Молодой человек в лисьем тулупчике стоял в покорной позе, сложив руки перед животом и немного согнувшись. Исхудалое, с безнадежным выражением, обезображенное бритою головою, лицо его было опущено вниз. При первых словах графа он медленно поднял голову и посмотрел снизу на графа, как бы желая ему сказать что-то или хоть встретить его взгляд. Но Растопчин не смотрел на него. На длинной тонкой шее молодого человека, как веревка, напружилась и посинела жила за ухом, и вдруг покраснело лицо.

 

Все глаза были устремлены на него. Он посмотрел на толпу, и, как бы обнадеженный тем выражением, которое он прочел на лицах людей, он печально и робко улыбнулся и, опять опустив голову, поправился ногами на ступеньке.

 

– Он изменил своему царю и отечеству, он передался Бонапарту, он один из всех русских осрамил имя русского, и от него погибает Москва (еще не третий раз!), – говорил Растопчин ровным резким голосом, но вдруг взглянул вниз на Верещагина, продолжавшего стоять в той же покорной позе. Как будто взгляд этот взорвал его, он, подняв руку, закричал почти, обращаясь к народу:

 

– Своим судом расправляйтесь с ним! Отдаю его вам! Народ молчал и только все теснее и теснее нажимал друг на друга. Держать друг друга, дышать в этой зараженной духоте, не иметь силы пошевелиться и ждать чего-то неизвестного, непонятного и страшного становилось невозможно.
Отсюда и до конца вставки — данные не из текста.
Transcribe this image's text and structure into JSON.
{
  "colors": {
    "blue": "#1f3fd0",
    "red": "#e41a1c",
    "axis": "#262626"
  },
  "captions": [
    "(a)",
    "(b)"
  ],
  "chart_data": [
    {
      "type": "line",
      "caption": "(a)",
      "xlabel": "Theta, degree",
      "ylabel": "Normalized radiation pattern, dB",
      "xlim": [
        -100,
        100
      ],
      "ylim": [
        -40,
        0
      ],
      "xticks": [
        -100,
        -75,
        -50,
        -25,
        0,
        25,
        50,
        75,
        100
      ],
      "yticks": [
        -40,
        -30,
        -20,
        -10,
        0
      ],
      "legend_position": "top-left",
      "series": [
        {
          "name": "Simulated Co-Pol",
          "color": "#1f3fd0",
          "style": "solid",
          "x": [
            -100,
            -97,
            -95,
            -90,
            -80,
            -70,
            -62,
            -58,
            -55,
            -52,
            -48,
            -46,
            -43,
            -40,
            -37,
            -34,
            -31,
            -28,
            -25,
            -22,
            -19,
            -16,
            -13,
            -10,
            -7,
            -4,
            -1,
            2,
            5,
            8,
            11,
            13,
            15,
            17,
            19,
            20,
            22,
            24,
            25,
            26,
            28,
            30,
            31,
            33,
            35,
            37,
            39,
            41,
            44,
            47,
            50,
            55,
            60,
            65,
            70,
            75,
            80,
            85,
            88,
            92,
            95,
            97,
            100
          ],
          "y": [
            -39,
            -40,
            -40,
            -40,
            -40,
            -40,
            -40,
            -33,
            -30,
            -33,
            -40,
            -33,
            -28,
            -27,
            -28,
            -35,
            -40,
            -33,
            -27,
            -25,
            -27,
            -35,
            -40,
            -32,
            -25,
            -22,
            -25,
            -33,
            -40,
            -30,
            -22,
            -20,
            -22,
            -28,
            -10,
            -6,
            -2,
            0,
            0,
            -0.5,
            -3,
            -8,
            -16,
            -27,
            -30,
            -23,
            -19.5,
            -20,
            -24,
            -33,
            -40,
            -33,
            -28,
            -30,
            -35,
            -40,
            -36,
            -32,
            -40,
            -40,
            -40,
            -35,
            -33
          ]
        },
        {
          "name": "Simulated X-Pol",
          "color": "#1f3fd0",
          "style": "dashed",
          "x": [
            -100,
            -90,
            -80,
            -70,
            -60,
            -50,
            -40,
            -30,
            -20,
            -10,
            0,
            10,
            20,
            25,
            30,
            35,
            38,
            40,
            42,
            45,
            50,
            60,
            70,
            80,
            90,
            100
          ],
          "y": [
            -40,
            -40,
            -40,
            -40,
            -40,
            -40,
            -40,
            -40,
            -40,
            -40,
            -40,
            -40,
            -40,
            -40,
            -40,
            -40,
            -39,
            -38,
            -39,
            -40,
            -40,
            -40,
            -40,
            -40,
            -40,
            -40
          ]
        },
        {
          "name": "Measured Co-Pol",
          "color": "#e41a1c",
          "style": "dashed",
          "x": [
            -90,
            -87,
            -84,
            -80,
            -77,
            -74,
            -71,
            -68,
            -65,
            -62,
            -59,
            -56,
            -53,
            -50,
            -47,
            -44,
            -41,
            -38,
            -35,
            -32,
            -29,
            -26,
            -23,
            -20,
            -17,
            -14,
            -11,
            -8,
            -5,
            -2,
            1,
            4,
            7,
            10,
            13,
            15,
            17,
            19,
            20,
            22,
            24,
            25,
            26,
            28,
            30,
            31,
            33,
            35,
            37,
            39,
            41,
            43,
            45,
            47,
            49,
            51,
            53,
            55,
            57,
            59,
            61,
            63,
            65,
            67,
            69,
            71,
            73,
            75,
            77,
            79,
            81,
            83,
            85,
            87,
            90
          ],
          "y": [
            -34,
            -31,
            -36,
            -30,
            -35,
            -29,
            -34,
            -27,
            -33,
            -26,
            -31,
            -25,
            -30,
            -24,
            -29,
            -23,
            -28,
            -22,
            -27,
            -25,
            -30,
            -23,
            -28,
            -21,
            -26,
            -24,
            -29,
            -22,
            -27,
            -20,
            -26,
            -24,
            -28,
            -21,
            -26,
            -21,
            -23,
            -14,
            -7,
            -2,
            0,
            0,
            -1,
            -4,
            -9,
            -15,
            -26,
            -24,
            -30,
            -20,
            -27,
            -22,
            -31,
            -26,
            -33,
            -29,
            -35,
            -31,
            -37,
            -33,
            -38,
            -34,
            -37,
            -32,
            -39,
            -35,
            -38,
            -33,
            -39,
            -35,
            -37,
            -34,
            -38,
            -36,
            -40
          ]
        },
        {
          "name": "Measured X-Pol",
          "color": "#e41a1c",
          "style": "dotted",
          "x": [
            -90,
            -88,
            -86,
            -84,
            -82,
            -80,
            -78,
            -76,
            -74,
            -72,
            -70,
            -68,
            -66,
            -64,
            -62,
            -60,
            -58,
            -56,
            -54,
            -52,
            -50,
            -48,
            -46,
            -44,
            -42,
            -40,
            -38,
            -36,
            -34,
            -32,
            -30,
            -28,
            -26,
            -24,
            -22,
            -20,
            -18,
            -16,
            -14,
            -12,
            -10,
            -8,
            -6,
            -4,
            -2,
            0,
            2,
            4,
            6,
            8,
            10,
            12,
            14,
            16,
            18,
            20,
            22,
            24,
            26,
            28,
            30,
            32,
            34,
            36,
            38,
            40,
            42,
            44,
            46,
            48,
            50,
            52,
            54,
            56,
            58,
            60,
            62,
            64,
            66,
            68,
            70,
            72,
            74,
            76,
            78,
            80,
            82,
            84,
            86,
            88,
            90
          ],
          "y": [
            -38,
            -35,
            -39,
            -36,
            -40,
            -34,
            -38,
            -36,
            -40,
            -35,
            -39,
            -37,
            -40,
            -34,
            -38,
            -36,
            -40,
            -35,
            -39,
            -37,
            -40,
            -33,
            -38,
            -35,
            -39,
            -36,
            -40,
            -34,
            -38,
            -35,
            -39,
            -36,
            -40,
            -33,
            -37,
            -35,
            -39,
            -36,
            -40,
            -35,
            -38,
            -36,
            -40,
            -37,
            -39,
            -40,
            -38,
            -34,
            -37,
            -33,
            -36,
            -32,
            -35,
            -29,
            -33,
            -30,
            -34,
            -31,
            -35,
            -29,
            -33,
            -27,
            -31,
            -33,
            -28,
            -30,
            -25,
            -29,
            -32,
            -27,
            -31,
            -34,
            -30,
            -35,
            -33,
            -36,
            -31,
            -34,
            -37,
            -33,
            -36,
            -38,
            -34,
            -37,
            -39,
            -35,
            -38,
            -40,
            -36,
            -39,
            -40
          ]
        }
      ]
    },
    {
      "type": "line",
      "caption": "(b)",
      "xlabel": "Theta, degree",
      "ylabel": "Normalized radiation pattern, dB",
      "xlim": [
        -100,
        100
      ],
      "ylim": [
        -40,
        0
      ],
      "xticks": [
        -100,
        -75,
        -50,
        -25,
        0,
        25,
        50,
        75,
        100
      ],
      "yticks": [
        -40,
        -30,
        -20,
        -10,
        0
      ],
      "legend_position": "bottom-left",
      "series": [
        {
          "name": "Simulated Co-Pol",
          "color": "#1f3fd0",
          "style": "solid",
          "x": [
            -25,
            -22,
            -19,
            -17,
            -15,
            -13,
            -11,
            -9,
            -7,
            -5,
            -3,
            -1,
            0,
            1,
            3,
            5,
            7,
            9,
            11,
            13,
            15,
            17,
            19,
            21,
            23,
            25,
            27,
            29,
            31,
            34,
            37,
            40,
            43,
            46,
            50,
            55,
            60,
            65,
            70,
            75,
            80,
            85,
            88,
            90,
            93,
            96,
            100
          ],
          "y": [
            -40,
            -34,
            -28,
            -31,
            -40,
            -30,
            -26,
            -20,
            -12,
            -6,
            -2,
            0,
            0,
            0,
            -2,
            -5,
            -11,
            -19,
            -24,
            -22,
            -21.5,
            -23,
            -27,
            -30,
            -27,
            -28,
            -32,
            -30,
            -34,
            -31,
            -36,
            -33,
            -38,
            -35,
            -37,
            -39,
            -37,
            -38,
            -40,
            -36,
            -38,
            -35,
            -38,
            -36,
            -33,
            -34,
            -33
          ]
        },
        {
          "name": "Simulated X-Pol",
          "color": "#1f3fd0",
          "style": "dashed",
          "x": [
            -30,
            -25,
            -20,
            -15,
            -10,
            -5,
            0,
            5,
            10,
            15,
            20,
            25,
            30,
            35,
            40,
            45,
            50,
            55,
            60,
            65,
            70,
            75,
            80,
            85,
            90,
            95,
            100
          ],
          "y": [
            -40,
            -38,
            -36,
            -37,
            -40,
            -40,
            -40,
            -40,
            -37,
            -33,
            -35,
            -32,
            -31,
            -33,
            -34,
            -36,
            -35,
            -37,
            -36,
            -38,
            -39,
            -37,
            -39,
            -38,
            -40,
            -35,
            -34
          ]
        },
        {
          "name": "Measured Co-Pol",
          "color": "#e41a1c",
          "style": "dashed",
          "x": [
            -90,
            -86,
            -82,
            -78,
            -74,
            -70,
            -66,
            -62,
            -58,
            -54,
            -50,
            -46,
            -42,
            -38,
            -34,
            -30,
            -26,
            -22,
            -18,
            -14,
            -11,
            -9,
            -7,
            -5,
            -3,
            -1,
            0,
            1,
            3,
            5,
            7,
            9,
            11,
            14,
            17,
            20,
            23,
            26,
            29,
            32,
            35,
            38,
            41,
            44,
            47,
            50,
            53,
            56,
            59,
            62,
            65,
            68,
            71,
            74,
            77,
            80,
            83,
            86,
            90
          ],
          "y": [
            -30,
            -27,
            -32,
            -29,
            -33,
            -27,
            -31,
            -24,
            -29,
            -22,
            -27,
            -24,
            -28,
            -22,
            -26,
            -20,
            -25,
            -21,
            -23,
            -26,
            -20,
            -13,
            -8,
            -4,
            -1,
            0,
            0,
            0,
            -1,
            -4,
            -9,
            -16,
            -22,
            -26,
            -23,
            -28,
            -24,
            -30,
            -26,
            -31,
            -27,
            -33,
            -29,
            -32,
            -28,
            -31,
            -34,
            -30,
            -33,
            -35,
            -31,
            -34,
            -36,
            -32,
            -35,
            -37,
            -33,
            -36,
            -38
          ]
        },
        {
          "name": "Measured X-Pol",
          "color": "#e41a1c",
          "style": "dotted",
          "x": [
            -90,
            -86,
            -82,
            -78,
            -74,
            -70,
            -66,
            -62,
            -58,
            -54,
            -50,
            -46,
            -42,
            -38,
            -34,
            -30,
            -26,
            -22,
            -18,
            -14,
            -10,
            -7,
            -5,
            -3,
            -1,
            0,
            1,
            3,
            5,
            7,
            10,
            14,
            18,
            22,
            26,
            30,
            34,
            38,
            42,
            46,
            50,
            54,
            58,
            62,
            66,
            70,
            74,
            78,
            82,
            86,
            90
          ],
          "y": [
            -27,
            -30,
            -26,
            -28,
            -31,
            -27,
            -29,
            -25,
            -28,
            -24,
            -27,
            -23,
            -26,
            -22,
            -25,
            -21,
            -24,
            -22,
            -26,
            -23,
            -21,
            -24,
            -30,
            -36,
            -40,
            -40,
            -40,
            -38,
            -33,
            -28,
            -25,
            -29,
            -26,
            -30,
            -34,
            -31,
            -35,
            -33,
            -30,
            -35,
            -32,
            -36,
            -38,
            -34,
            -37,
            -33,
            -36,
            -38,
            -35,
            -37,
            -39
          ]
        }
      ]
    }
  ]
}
Люди, стоявшие в передних рядах, видевшие и слышавшие все то, что происходило перед ними, все с испуганно-широко раскрытыми глазами и с разинутыми ртами, напрягая все свои силы, удерживали на своих спинах напор задних.

 

– Бей его! пускай погибнет изменник и не срамит имени русского! – закричал Растопчин. – Руби! Я приказываю!

 

 

Становится страшно и ужасно даже выписывать эту возмутительную сцену! Если мы сопоставим с нею убиение князя Михаила в Орде или убийство подручниками Стеньки Разина митрополита Иосифа в Астрахани, то и дикая Орда и звероподобные астраханские наместники Разина покажутся нам в тысячу крат сноснее этого администратора, бывшего всего пятьдесят лет тому назад представителем законной, государственной власти.

 

Дикая Орда и разинские разбойники убивали людей, которые не только казались им опасными, но и в самом деле могли быть опасны для них, и притом убивали их с согласия большинства, а тут толпа натравливается на существо вполне ничтожное, и натравливается одним человеком, который привык держать в руках своих большую власть и между тем нервничает, как испорченный ребенок, требующий, чтобы для его потехи разорвали перед ним попавшего ему на глаза слепого котенка!..

 

 

 

Услыхав не слова, но гневные звуки голоса Растопчина, толпа застонала и подвинулась, но опять остановилась.

 

– Граф, – проговорил среди опять наступившей минутной тишины робкий и вместе театральный голос Верещагина. – Граф, один бог над нами, – сказал Верещагин, подняв голову, и опять налилась кровью толстая жила на его тонкой шее, и краска быстро выступила и сбежала с его лица. Он не договорил того, что хотел сказать.

 

– Руби его! Я приказываю!.. – прокричал Растопчин, вдруг побледнев, так же, как и Верещагин.

 

– Сабли вон! – крикнул офицер драгунам, сам вынимая саблю.